Noting the importance of research to crop cultivation, the JAS president advised yam farmers to use their phones to capture observations in the field and label and transmit them to professors to conduct research, using graduate students to develop solutions.

In addition, Fulton called on biotechnologists to assist in improving the yield per acre for yam – reducing it from the current rate of planting 5,000lb to 500lb, ideally.

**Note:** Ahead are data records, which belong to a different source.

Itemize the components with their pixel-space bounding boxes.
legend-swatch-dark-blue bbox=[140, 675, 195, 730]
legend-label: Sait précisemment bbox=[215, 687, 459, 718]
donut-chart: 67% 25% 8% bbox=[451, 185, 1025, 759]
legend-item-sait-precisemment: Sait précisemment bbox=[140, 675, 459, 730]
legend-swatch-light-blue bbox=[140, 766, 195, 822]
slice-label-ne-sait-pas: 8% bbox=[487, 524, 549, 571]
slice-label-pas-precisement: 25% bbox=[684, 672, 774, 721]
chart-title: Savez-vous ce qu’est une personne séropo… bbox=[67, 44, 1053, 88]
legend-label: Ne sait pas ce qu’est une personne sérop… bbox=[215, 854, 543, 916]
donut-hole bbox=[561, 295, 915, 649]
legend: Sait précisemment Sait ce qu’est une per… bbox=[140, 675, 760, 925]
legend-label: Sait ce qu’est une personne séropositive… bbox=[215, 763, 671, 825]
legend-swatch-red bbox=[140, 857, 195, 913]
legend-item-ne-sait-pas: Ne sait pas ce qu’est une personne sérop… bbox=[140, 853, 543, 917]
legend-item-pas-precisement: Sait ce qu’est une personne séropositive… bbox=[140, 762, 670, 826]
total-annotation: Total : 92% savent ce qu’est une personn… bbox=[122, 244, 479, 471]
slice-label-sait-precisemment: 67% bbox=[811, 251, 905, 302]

“Using tissue culture, we want our farmers to use biotechnology to segregate their activities – grow yam for consumption or grow yam for planting material,” he stated.

The workshop was a collaborative effort of NCU, The University of the West Indies, State University of New York, RADA, and the Scientific Research Council.

Workshop presenters included NCU graduate student Yanque Yip, who has developed an award-winning technique to grow yams in a predetermined shape.

UWI graduate students also presented on various health applications of yam, including ‘Yam and Breast Cancer’, ‘Yam and Hypotension’, ‘Yam and Prostate Cancer’, and ‘Yam Glycaemic Index and Diabetes’.

Workshop participants also viewed tissue culture samples carried out by NCU faculty member Dr Gordon Lightbourne.